Sunrise on Fire found a great interview that the
Australian Herald Sun did with Chester. Read it all
here!
"People will get a little bit more of a personal glimpse into my life and maybe see the kind of songwriter I am," he says.
It's not about being honest for the first time - he's always done that.
"I've always been pretty up front, especially lyrically, with my music. I think that's the one real similarity between LP and Dead By Sunrise."
On this album, Bennington is a cathartic kind of songwriter. The band's name and the album's title refer to his descent into, and his eventual rise out of, a period in which he was doing - as he puts it in PC terms - a lot of partying.
He was self-destructing, he was addicted to booze and various other substances, and his first marriage was falling apart (he divorced in 2005).
"I've seen the devil in a smile, I've found salvation in a vial, my happy ending exists only in my dreams," Bennington sings on My Suffering.
"When I was going through it, I was actually trying to hide it - at least in my mind I was trying to hide it. I don't know if I did a very good job of hiding it," he says. "But I didn't want everyone to know how bad I'd really gotten. So a lot of the more revealing stuff was written afterwards, looking back, like 'OK, I'm cool with this now, I can handle being more open about my experiences over the past couple of years'.
"So that was really freeing for me. It was really interesting to look back and have that kind of perspective."
But some of the songs were written he says "while I was going through all the craziness . . . stuff that had nothing to do with that downfall, the downward spiral kind of thing".
Nowadays, of course, Bennington is happily remarried with a "litter of children".
The four kids in his house not so long ago became five - "One of my nieces moved in with us, which is pretty cool. So I guess I did acquire a 14-year-old girl somewhere along the line . . ."
It makes one wonder what his wife, Talinda, makes of all the darkness on Out of Ashes.
"At first it might have been a little disarming," Bennington says of his wife's reaction. "Like, 'Do you really want everybody to know all this stuff?'
"Honestly, what do I really have to hide?
If I can't be honest about what I'm experiencing and about my life, then what am I going to write about? Make up stuff?

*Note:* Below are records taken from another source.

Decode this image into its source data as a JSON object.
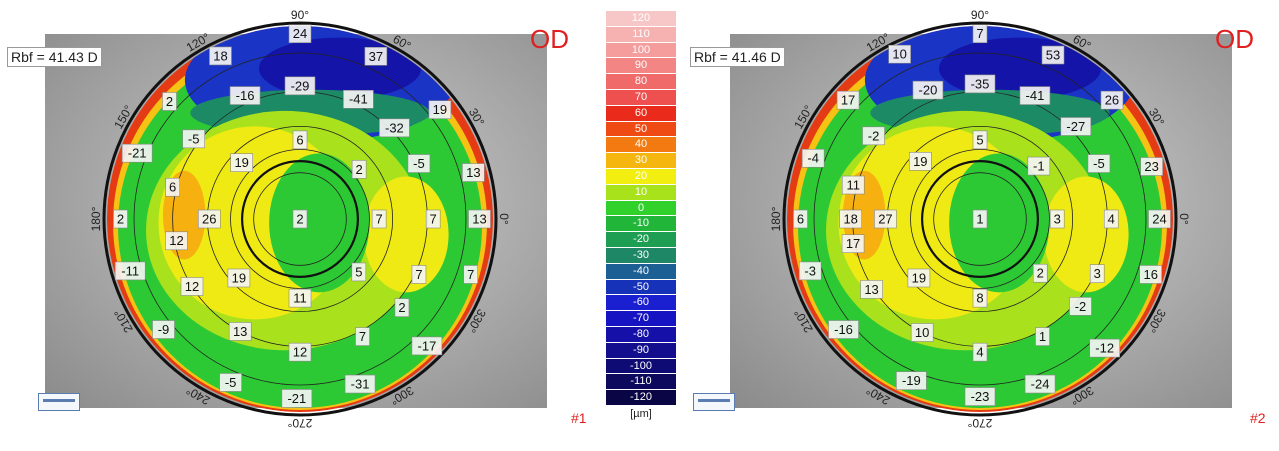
{
  "left_map": {
    "rbf": "Rbf = 41.43 D",
    "eye_label": "OD",
    "image_number": "#1",
    "angle_labels": [
      "90°",
      "60°",
      "30°",
      "0°",
      "330°",
      "300°",
      "270°",
      "240°",
      "210°",
      "180°",
      "150°",
      "120°"
    ],
    "values": [
      {
        "v": "24",
        "r": 0.96,
        "a": 90
      },
      {
        "v": "37",
        "r": 0.93,
        "a": 65
      },
      {
        "v": "19",
        "r": 0.92,
        "a": 38
      },
      {
        "v": "13",
        "r": 0.93,
        "a": 15
      },
      {
        "v": "13",
        "r": 0.93,
        "a": 0
      },
      {
        "v": "7",
        "r": 0.93,
        "a": -18
      },
      {
        "v": "-17",
        "r": 0.93,
        "a": -45
      },
      {
        "v": "-31",
        "r": 0.91,
        "a": -70
      },
      {
        "v": "-21",
        "r": 0.93,
        "a": -91
      },
      {
        "v": "-5",
        "r": 0.92,
        "a": -113
      },
      {
        "v": "-9",
        "r": 0.91,
        "a": -141
      },
      {
        "v": "-11",
        "r": 0.92,
        "a": -163
      },
      {
        "v": "2",
        "r": 0.93,
        "a": 180
      },
      {
        "v": "-21",
        "r": 0.91,
        "a": 158
      },
      {
        "v": "2",
        "r": 0.91,
        "a": 138
      },
      {
        "v": "18",
        "r": 0.94,
        "a": 116
      },
      {
        "v": "-29",
        "r": 0.69,
        "a": 90
      },
      {
        "v": "-41",
        "r": 0.69,
        "a": 64
      },
      {
        "v": "-32",
        "r": 0.68,
        "a": 44
      },
      {
        "v": "-16",
        "r": 0.7,
        "a": 114
      },
      {
        "v": "-5",
        "r": 0.69,
        "a": 143
      },
      {
        "v": "6",
        "r": 0.68,
        "a": 166
      },
      {
        "v": "-5",
        "r": 0.68,
        "a": 25
      },
      {
        "v": "7",
        "r": 0.69,
        "a": 0
      },
      {
        "v": "7",
        "r": 0.68,
        "a": -25
      },
      {
        "v": "2",
        "r": 0.7,
        "a": -41
      },
      {
        "v": "7",
        "r": 0.69,
        "a": -62
      },
      {
        "v": "12",
        "r": 0.69,
        "a": -90
      },
      {
        "v": "13",
        "r": 0.66,
        "a": -118
      },
      {
        "v": "12",
        "r": 0.66,
        "a": -148
      },
      {
        "v": "12",
        "r": 0.65,
        "a": -170
      },
      {
        "v": "6",
        "r": 0.41,
        "a": 90
      },
      {
        "v": "2",
        "r": 0.4,
        "a": 40
      },
      {
        "v": "19",
        "r": 0.42,
        "a": 136
      },
      {
        "v": "26",
        "r": 0.47,
        "a": 180
      },
      {
        "v": "19",
        "r": 0.44,
        "a": -136
      },
      {
        "v": "11",
        "r": 0.41,
        "a": -90
      },
      {
        "v": "5",
        "r": 0.41,
        "a": -42
      },
      {
        "v": "7",
        "r": 0.41,
        "a": 0
      },
      {
        "v": "2",
        "r": 0.0,
        "a": 0
      }
    ]
  },
  "right_map": {
    "rbf": "Rbf = 41.46 D",
    "eye_label": "OD",
    "image_number": "#2",
    "angle_labels": [
      "90°",
      "60°",
      "30°",
      "0°",
      "330°",
      "300°",
      "270°",
      "240°",
      "210°",
      "180°",
      "150°",
      "120°"
    ],
    "values": [
      {
        "v": "7",
        "r": 0.96,
        "a": 90
      },
      {
        "v": "53",
        "r": 0.93,
        "a": 66
      },
      {
        "v": "26",
        "r": 0.92,
        "a": 42
      },
      {
        "v": "23",
        "r": 0.93,
        "a": 17
      },
      {
        "v": "24",
        "r": 0.93,
        "a": 0
      },
      {
        "v": "16",
        "r": 0.93,
        "a": -18
      },
      {
        "v": "-12",
        "r": 0.93,
        "a": -46
      },
      {
        "v": "-24",
        "r": 0.91,
        "a": -70
      },
      {
        "v": "-23",
        "r": 0.92,
        "a": -90
      },
      {
        "v": "-19",
        "r": 0.91,
        "a": -113
      },
      {
        "v": "-16",
        "r": 0.91,
        "a": -141
      },
      {
        "v": "-3",
        "r": 0.92,
        "a": -163
      },
      {
        "v": "6",
        "r": 0.93,
        "a": 180
      },
      {
        "v": "-4",
        "r": 0.92,
        "a": 160
      },
      {
        "v": "17",
        "r": 0.92,
        "a": 138
      },
      {
        "v": "10",
        "r": 0.95,
        "a": 116
      },
      {
        "v": "-35",
        "r": 0.7,
        "a": 90
      },
      {
        "v": "-41",
        "r": 0.7,
        "a": 66
      },
      {
        "v": "-27",
        "r": 0.69,
        "a": 44
      },
      {
        "v": "-20",
        "r": 0.72,
        "a": 112
      },
      {
        "v": "-2",
        "r": 0.7,
        "a": 142
      },
      {
        "v": "11",
        "r": 0.68,
        "a": 165
      },
      {
        "v": "-5",
        "r": 0.68,
        "a": 25
      },
      {
        "v": "4",
        "r": 0.68,
        "a": 0
      },
      {
        "v": "3",
        "r": 0.67,
        "a": -25
      },
      {
        "v": "-2",
        "r": 0.69,
        "a": -41
      },
      {
        "v": "1",
        "r": 0.69,
        "a": -62
      },
      {
        "v": "4",
        "r": 0.69,
        "a": -90
      },
      {
        "v": "10",
        "r": 0.66,
        "a": -117
      },
      {
        "v": "13",
        "r": 0.67,
        "a": -147
      },
      {
        "v": "17",
        "r": 0.67,
        "a": -169
      },
      {
        "v": "5",
        "r": 0.41,
        "a": 90
      },
      {
        "v": "-1",
        "r": 0.41,
        "a": 42
      },
      {
        "v": "19",
        "r": 0.43,
        "a": 136
      },
      {
        "v": "18",
        "r": 0.67,
        "a": 180
      },
      {
        "v": "27",
        "r": 0.49,
        "a": 180
      },
      {
        "v": "19",
        "r": 0.44,
        "a": -136
      },
      {
        "v": "8",
        "r": 0.41,
        "a": -90
      },
      {
        "v": "2",
        "r": 0.42,
        "a": -42
      },
      {
        "v": "3",
        "r": 0.4,
        "a": 0
      },
      {
        "v": "1",
        "r": 0.0,
        "a": 0
      }
    ]
  },
  "color_scale": {
    "unit": "[µm]",
    "rows": [
      {
        "label": "120",
        "color": "#f7c6c6"
      },
      {
        "label": "110",
        "color": "#f6b1b1"
      },
      {
        "label": "100",
        "color": "#f59c9c"
      },
      {
        "label": "90",
        "color": "#f38585"
      },
      {
        "label": "80",
        "color": "#f06a6a"
      },
      {
        "label": "70",
        "color": "#ee4f4f"
      },
      {
        "label": "60",
        "color": "#ea2a1a"
      },
      {
        "label": "50",
        "color": "#f04a14"
      },
      {
        "label": "40",
        "color": "#f27a10"
      },
      {
        "label": "30",
        "color": "#f6b610"
      },
      {
        "label": "20",
        "color": "#f2ee10"
      },
      {
        "label": "10",
        "color": "#a8e21a"
      },
      {
        "label": "0",
        "color": "#2fd12a"
      },
      {
        "label": "-10",
        "color": "#21b63a"
      },
      {
        "label": "-20",
        "color": "#1e9e52"
      },
      {
        "label": "-30",
        "color": "#1d8766"
      },
      {
        "label": "-40",
        "color": "#1b5f95"
      },
      {
        "label": "-50",
        "color": "#1532b8"
      },
      {
        "label": "-60",
        "color": "#1a1fd0"
      },
      {
        "label": "-70",
        "color": "#1614c2"
      },
      {
        "label": "-80",
        "color": "#1410a8"
      },
      {
        "label": "-90",
        "color": "#120e8e"
      },
      {
        "label": "-100",
        "color": "#0f0b74"
      },
      {
        "label": "-110",
        "color": "#0d095c"
      },
      {
        "label": "-120",
        "color": "#0a0645"
      }
    ]
  }
}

If you do it tastefully and you do it in a way that's not like pornographic, if it doesn't come across as being dirty and kind of creepy, then I think that's OK."
But was it ever coming across as being dirty or creepy?

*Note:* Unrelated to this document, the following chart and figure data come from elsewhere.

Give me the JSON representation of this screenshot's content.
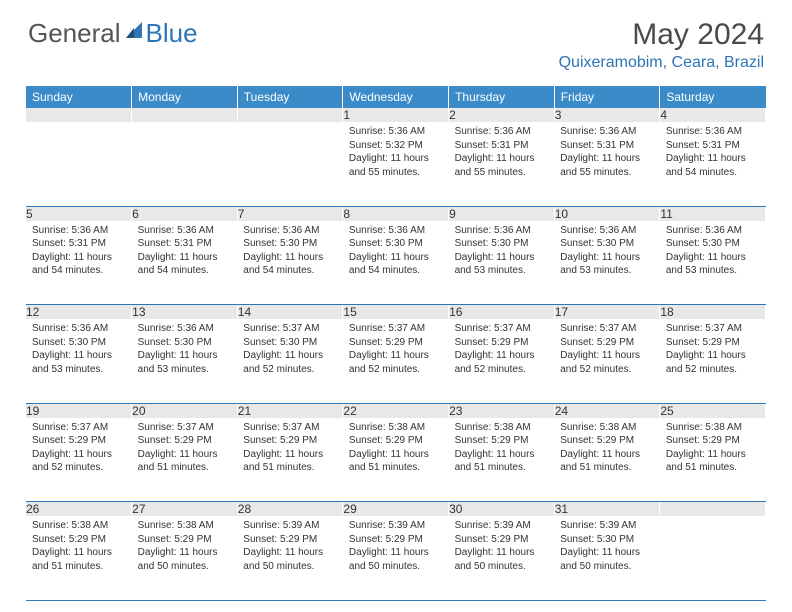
{
  "logo": {
    "text_general": "General",
    "text_blue": "Blue"
  },
  "title": "May 2024",
  "location": "Quixeramobim, Ceara, Brazil",
  "header_color": "#3b8bc9",
  "accent_color": "#2e75b6",
  "daynum_bg": "#e8e8e8",
  "weekdays": [
    "Sunday",
    "Monday",
    "Tuesday",
    "Wednesday",
    "Thursday",
    "Friday",
    "Saturday"
  ],
  "weeks": [
    [
      null,
      null,
      null,
      {
        "n": "1",
        "sr": "Sunrise: 5:36 AM",
        "ss": "Sunset: 5:32 PM",
        "d1": "Daylight: 11 hours",
        "d2": "and 55 minutes."
      },
      {
        "n": "2",
        "sr": "Sunrise: 5:36 AM",
        "ss": "Sunset: 5:31 PM",
        "d1": "Daylight: 11 hours",
        "d2": "and 55 minutes."
      },
      {
        "n": "3",
        "sr": "Sunrise: 5:36 AM",
        "ss": "Sunset: 5:31 PM",
        "d1": "Daylight: 11 hours",
        "d2": "and 55 minutes."
      },
      {
        "n": "4",
        "sr": "Sunrise: 5:36 AM",
        "ss": "Sunset: 5:31 PM",
        "d1": "Daylight: 11 hours",
        "d2": "and 54 minutes."
      }
    ],
    [
      {
        "n": "5",
        "sr": "Sunrise: 5:36 AM",
        "ss": "Sunset: 5:31 PM",
        "d1": "Daylight: 11 hours",
        "d2": "and 54 minutes."
      },
      {
        "n": "6",
        "sr": "Sunrise: 5:36 AM",
        "ss": "Sunset: 5:31 PM",
        "d1": "Daylight: 11 hours",
        "d2": "and 54 minutes."
      },
      {
        "n": "7",
        "sr": "Sunrise: 5:36 AM",
        "ss": "Sunset: 5:30 PM",
        "d1": "Daylight: 11 hours",
        "d2": "and 54 minutes."
      },
      {
        "n": "8",
        "sr": "Sunrise: 5:36 AM",
        "ss": "Sunset: 5:30 PM",
        "d1": "Daylight: 11 hours",
        "d2": "and 54 minutes."
      },
      {
        "n": "9",
        "sr": "Sunrise: 5:36 AM",
        "ss": "Sunset: 5:30 PM",
        "d1": "Daylight: 11 hours",
        "d2": "and 53 minutes."
      },
      {
        "n": "10",
        "sr": "Sunrise: 5:36 AM",
        "ss": "Sunset: 5:30 PM",
        "d1": "Daylight: 11 hours",
        "d2": "and 53 minutes."
      },
      {
        "n": "11",
        "sr": "Sunrise: 5:36 AM",
        "ss": "Sunset: 5:30 PM",
        "d1": "Daylight: 11 hours",
        "d2": "and 53 minutes."
      }
    ],
    [
      {
        "n": "12",
        "sr": "Sunrise: 5:36 AM",
        "ss": "Sunset: 5:30 PM",
        "d1": "Daylight: 11 hours",
        "d2": "and 53 minutes."
      },
      {
        "n": "13",
        "sr": "Sunrise: 5:36 AM",
        "ss": "Sunset: 5:30 PM",
        "d1": "Daylight: 11 hours",
        "d2": "and 53 minutes."
      },
      {
        "n": "14",
        "sr": "Sunrise: 5:37 AM",
        "ss": "Sunset: 5:30 PM",
        "d1": "Daylight: 11 hours",
        "d2": "and 52 minutes."
      },
      {
        "n": "15",
        "sr": "Sunrise: 5:37 AM",
        "ss": "Sunset: 5:29 PM",
        "d1": "Daylight: 11 hours",
        "d2": "and 52 minutes."
      },
      {
        "n": "16",
        "sr": "Sunrise: 5:37 AM",
        "ss": "Sunset: 5:29 PM",
        "d1": "Daylight: 11 hours",
        "d2": "and 52 minutes."
      },
      {
        "n": "17",
        "sr": "Sunrise: 5:37 AM",
        "ss": "Sunset: 5:29 PM",
        "d1": "Daylight: 11 hours",
        "d2": "and 52 minutes."
      },
      {
        "n": "18",
        "sr": "Sunrise: 5:37 AM",
        "ss": "Sunset: 5:29 PM",
        "d1": "Daylight: 11 hours",
        "d2": "and 52 minutes."
      }
    ],
    [
      {
        "n": "19",
        "sr": "Sunrise: 5:37 AM",
        "ss": "Sunset: 5:29 PM",
        "d1": "Daylight: 11 hours",
        "d2": "and 52 minutes."
      },
      {
        "n": "20",
        "sr": "Sunrise: 5:37 AM",
        "ss": "Sunset: 5:29 PM",
        "d1": "Daylight: 11 hours",
        "d2": "and 51 minutes."
      },
      {
        "n": "21",
        "sr": "Sunrise: 5:37 AM",
        "ss": "Sunset: 5:29 PM",
        "d1": "Daylight: 11 hours",
        "d2": "and 51 minutes."
      },
      {
        "n": "22",
        "sr": "Sunrise: 5:38 AM",
        "ss": "Sunset: 5:29 PM",
        "d1": "Daylight: 11 hours",
        "d2": "and 51 minutes."
      },
      {
        "n": "23",
        "sr": "Sunrise: 5:38 AM",
        "ss": "Sunset: 5:29 PM",
        "d1": "Daylight: 11 hours",
        "d2": "and 51 minutes."
      },
      {
        "n": "24",
        "sr": "Sunrise: 5:38 AM",
        "ss": "Sunset: 5:29 PM",
        "d1": "Daylight: 11 hours",
        "d2": "and 51 minutes."
      },
      {
        "n": "25",
        "sr": "Sunrise: 5:38 AM",
        "ss": "Sunset: 5:29 PM",
        "d1": "Daylight: 11 hours",
        "d2": "and 51 minutes."
      }
    ],
    [
      {
        "n": "26",
        "sr": "Sunrise: 5:38 AM",
        "ss": "Sunset: 5:29 PM",
        "d1": "Daylight: 11 hours",
        "d2": "and 51 minutes."
      },
      {
        "n": "27",
        "sr": "Sunrise: 5:38 AM",
        "ss": "Sunset: 5:29 PM",
        "d1": "Daylight: 11 hours",
        "d2": "and 50 minutes."
      },
      {
        "n": "28",
        "sr": "Sunrise: 5:39 AM",
        "ss": "Sunset: 5:29 PM",
        "d1": "Daylight: 11 hours",
        "d2": "and 50 minutes."
      },
      {
        "n": "29",
        "sr": "Sunrise: 5:39 AM",
        "ss": "Sunset: 5:29 PM",
        "d1": "Daylight: 11 hours",
        "d2": "and 50 minutes."
      },
      {
        "n": "30",
        "sr": "Sunrise: 5:39 AM",
        "ss": "Sunset: 5:29 PM",
        "d1": "Daylight: 11 hours",
        "d2": "and 50 minutes."
      },
      {
        "n": "31",
        "sr": "Sunrise: 5:39 AM",
        "ss": "Sunset: 5:30 PM",
        "d1": "Daylight: 11 hours",
        "d2": "and 50 minutes."
      },
      null
    ]
  ]
}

"No," Bennington says with a laugh. "I'm totally 100 per cent pure, never done anything wrong or weird in my life."
Though tearing out his heart in his Dead By Sunrise songs unburdened him, Bennington says it wasn't what saved him.
"The biggest epiphany for me during this period was realising how much value I had put into the stuff I had. That was the hardest part for me, discovering I had actually associated my success with the things I had accumulated, like money and cars and houses, things like that.
"When that's all gone, when that all disappeared, I kinda felt like maybe I was no longer successful, and I felt like a failure. And that was really tough to feel that way.
"That was really the beginning of the cascading downfall of my mental state for a little while. Then I got my s--- together and pulled myself out of it, with the help of my friends and my family and my beautiful wife."
These days, Bennington counts success as just living. "Success is if you can make it through life - you've figured something out, you know what I mean?" he says with a laugh.
"I'm still doing what I love to do, I get to be with my family as much as I want to be, I get to work whenever I feel like working, and I get to stop working when I'm over it.
"I don't have to get up and go to a job I hate every day, like a lot of people have to do to pay the bills. So I'm totally fine with that."
"I'm just starting to put all this stuff together and figure out how I can work on Linkin Park and tour with Dead By Sunrise and manage to be home enough to spend time with my kids so they don't feel like I'm a big jerk who always leaves the house."